The U.S. Supreme Court, with three justices dissenting, on Friday rejected the state of California's request to delay a district court order requiring the release of nearly 10,000 prisoners by the end of the year to relieve overcrowding.
The majority offered no reasons for denial of the governor's application for a stay, but the decision prompted a bitter dissent by Justice Antonin Scalia, one reminiscent of the angry dissents when the case first reached the justices in 2011.
Two years ago in Brown v. Plata, a 5-4 majority affirmed the district court's order that California release 46,000 prisoners. The court, led by Justice Anthony Kennedy, held that the lower court order was necessary to remedy the violation of prisoners' constitutional rights and was authorized by the Prison Litigation Reform Act. The dissenters were Scalia, Chief Justice John Roberts Jr., and justices Clarence Thomas and Samuel Alito Jr.
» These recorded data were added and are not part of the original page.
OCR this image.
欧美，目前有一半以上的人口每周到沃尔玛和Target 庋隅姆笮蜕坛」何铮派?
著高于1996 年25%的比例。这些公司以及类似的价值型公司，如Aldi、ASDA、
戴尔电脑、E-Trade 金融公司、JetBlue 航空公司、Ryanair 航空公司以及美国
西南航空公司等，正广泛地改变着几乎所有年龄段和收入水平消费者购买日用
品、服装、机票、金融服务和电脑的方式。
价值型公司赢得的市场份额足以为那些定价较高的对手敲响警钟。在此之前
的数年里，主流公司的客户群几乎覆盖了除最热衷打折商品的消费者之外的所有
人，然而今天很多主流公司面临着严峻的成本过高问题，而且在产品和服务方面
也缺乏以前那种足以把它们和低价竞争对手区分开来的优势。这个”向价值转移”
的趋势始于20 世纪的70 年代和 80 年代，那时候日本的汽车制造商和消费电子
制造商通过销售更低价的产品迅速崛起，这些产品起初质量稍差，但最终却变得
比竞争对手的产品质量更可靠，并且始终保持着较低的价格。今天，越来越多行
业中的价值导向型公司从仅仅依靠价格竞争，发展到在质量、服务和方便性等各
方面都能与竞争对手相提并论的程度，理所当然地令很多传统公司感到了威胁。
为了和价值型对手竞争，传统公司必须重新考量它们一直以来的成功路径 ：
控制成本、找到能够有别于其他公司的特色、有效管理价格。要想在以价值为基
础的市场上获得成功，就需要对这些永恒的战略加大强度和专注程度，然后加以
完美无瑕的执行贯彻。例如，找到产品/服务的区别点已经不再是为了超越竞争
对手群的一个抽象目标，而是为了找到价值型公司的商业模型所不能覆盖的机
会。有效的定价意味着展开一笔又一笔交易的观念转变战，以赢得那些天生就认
The state's prisons were designed to house a population of just under 80,000, but at the time of the lower court's order, the population was almost double that number. The overcrowding had produced dangerous and unsanitary conditions. The three-judge lower court had found that the prisoner release was the only remedy likely to alleviate the conditions and that California, because of its fiscal problems, was unlikely to build its way out of the problem. The order was the result of class action lawsuits and repeated negotiations with the state for nearly 25 years.
In its application for the stay, the state said it had made significant progress towards relieving the overcrowding and that the next prisoner release would involve those who had committed serious crimes.
The justices' denial of the stay on Friday included a simple statement that Alito would grant the application for a stay. But Scalia, joined by Thomas, reiterated his 2011 opinion that the "terrible" lower court injunction "goes beyond what the Prison Litigation Reform Act allows, and "beyond the power of the courts." He criticized the majority for hinting in its 2011 decision that the order might be modified if the state made significant progress towards remedying the unconstitutional violations.
"It appears to have become a standard ploy, when this Court vastly expands the Power of the Black Robe, to hint at limitations that make it seem not so bad," wrote Scalia. "Comes the moment of truth, the hinted-at limitation proves a sham."